Efficacy of dehydroepiandrosterone (DHEA) supplementation for in vitro fertilization and embryo transfer cycles: a systematic review and meta-analysis.

Dehydroepiandrosterone (DHEA) supplementation might hold some promise in vitro fertilization and embryo transfer cycles. However, the results remain controversial. We conducted a systematic review and meta-analysis to evaluate the efficacy of DHEA in patients for in vitro fertilization. PubMed, EMbase, Web of science, EBSCO and Cochrane library databases were systematically searched.

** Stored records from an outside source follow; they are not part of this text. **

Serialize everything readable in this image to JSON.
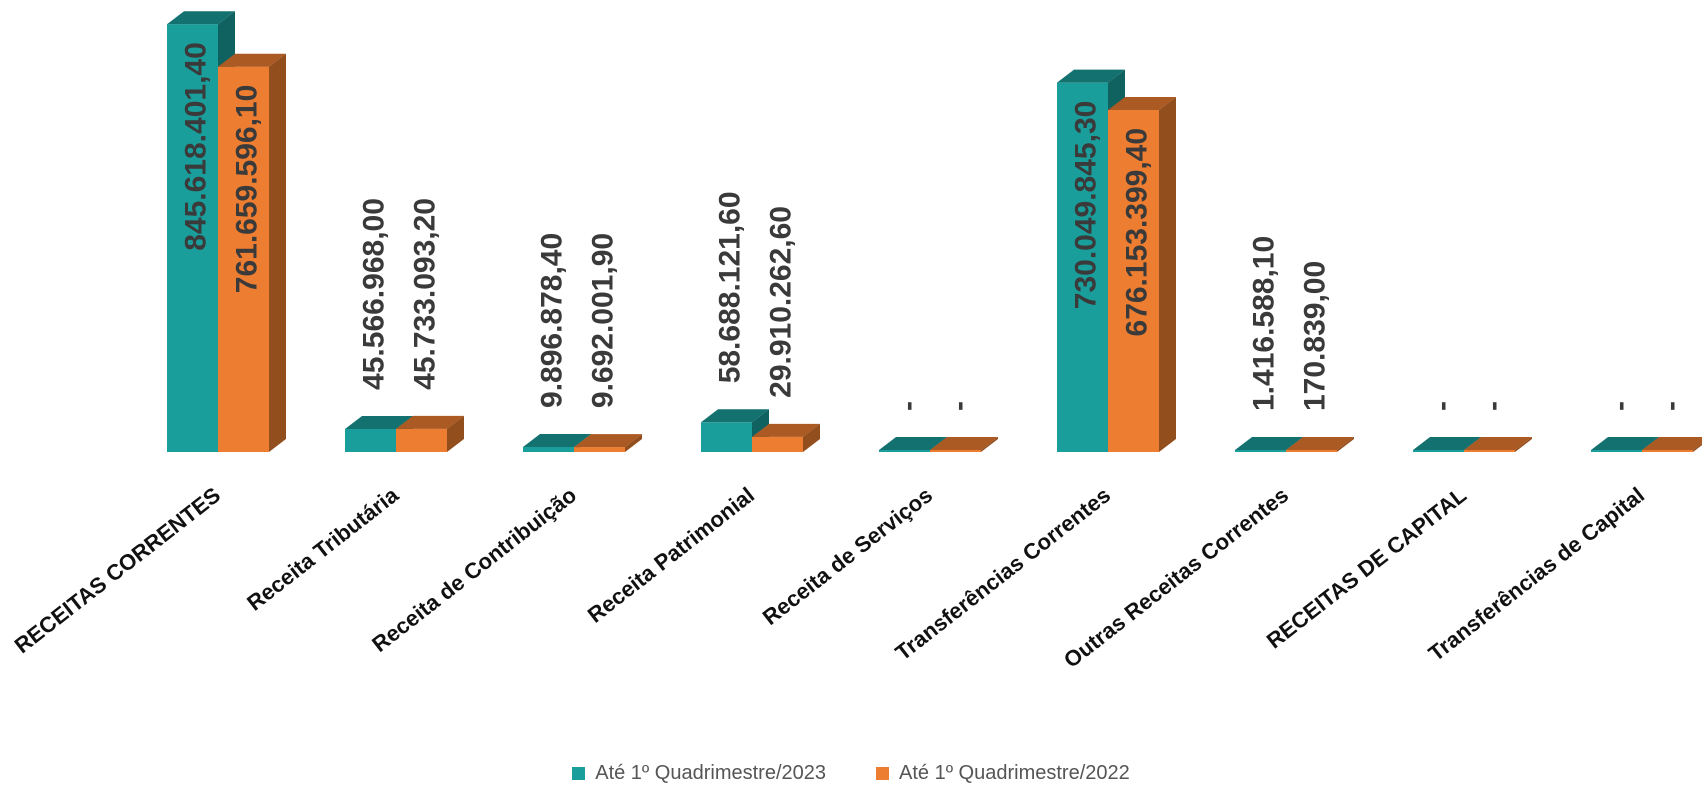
{
  "chart_data": {
    "type": "bar",
    "categories": [
      "RECEITAS CORRENTES",
      "Receita Tributária",
      "Receita de Contribuição",
      "Receita Patrimonial",
      "Receita de Serviços",
      "Transferências Correntes",
      "Outras Receitas Correntes",
      "RECEITAS DE CAPITAL",
      "Transferências de Capital"
    ],
    "series": [
      {
        "name": "Até 1º Quadrimestre/2023",
        "color": "#1a9e9b",
        "values": [
          845618401.4,
          45566968.0,
          9896878.4,
          58688121.6,
          0,
          730049845.3,
          1416588.1,
          0,
          0
        ],
        "labels": [
          "845.618.401,40",
          "45.566.968,00",
          "9.896.878,40",
          "58.688.121,60",
          "-",
          "730.049.845,30",
          "1.416.588,10",
          "-",
          "-"
        ]
      },
      {
        "name": "Até 1º Quadrimestre/2022",
        "color": "#ed7d31",
        "values": [
          761659596.1,
          45733093.2,
          9692001.9,
          29910262.6,
          0,
          676153399.4,
          170839.0,
          0,
          0
        ],
        "labels": [
          "761.659.596,10",
          "45.733.093,20",
          "9.692.001,90",
          "29.910.262,60",
          "-",
          "676.153.399,40",
          "170.839,00",
          "-",
          "-"
        ]
      }
    ],
    "ylim": [
      0,
      850000000
    ],
    "grid": false,
    "legend_position": "bottom",
    "style": "3d-column"
  }
}
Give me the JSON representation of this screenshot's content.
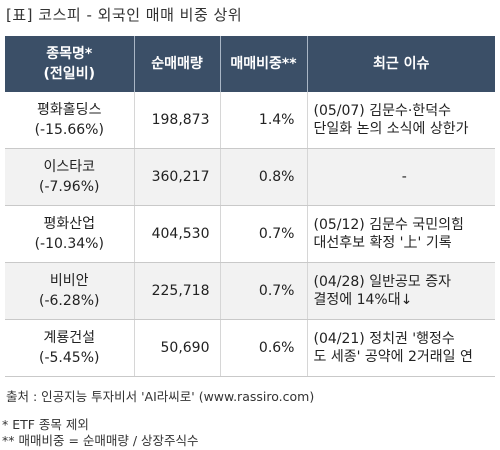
{
  "title": "[표] 코스피 - 외국인 매매 비중 상위",
  "headers": {
    "name_line1": "종목명*",
    "name_line2": "(전일비)",
    "net_volume": "순매매량",
    "ratio": "매매비중**",
    "news": "최근 이슈"
  },
  "rows": [
    {
      "name": "평화홀딩스",
      "change": "(-15.66%)",
      "net_volume": "198,873",
      "ratio": "1.4%",
      "news_line1": "(05/07) 김문수·한덕수",
      "news_line2": "단일화 논의 소식에 상한가"
    },
    {
      "name": "이스타코",
      "change": "(-7.96%)",
      "net_volume": "360,217",
      "ratio": "0.8%",
      "news_line1": "-",
      "news_line2": ""
    },
    {
      "name": "평화산업",
      "change": "(-10.34%)",
      "net_volume": "404,530",
      "ratio": "0.7%",
      "news_line1": "(05/12) 김문수 국민의힘",
      "news_line2": "대선후보 확정 '上' 기록"
    },
    {
      "name": "비비안",
      "change": "(-6.28%)",
      "net_volume": "225,718",
      "ratio": "0.7%",
      "news_line1": "(04/28) 일반공모 증자",
      "news_line2": "결정에 14%대↓"
    },
    {
      "name": "계룡건설",
      "change": "(-5.45%)",
      "net_volume": "50,690",
      "ratio": "0.6%",
      "news_line1": "(04/21) 정치권 '행정수",
      "news_line2": "도 세종' 공약에 2거래일 연"
    }
  ],
  "source": "출처 : 인공지능 투자비서 'AI라씨로' (www.rassiro.com)",
  "notes": {
    "note1": "* ETF 종목 제외",
    "note2": "** 매매비중 = 순매매량 / 상장주식수"
  },
  "colors": {
    "header_bg": "#3b4f67",
    "ratio_text": "#e00000"
  }
}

Randomized controlled trials (RCTs) assessing the effect of DHEA versus placebo on in vitro fertilization were included. Two investigators independently searched articles, extracted data and assessed the quality of included studies. The primary outcomes were clinical pregnancy and live birth rate. Meta-analysis was performed using random-effect model. Six RCTs involving 745 patients were included in the meta-analysis. Overall, compared with placebo, DHEA supplementation was associated with the significant increase in clinical pregnancy (OR = 1.45; 95% CI = 1.04-2.03; p = .03), live birth rate (OR = 2.70; 95% CI = 1.24-5.85; p = .01) and endometrial thickness (Std. mean difference = 0.67; 95% CI = 0.02-1.32; p = .04) but showed no influence on E2 on hCG day (Std. mean difference = 0.69; 95% CI = -0.46 to 1.85; p = .24), embryos transferred (Std. mean difference = 0.42; 95% CI = -0.04 to 0.88; p = .07) and miscarriage rate (OR = 0.43; 95% CI = 0.03-6.66; p = .55). DHEA supplementation could significantly improve clinical pregnancy, live birth rate, endometrial thickness and retrieved oocytes but failed to alter E2 on hCG day, embryos transferred and miscarriage rate.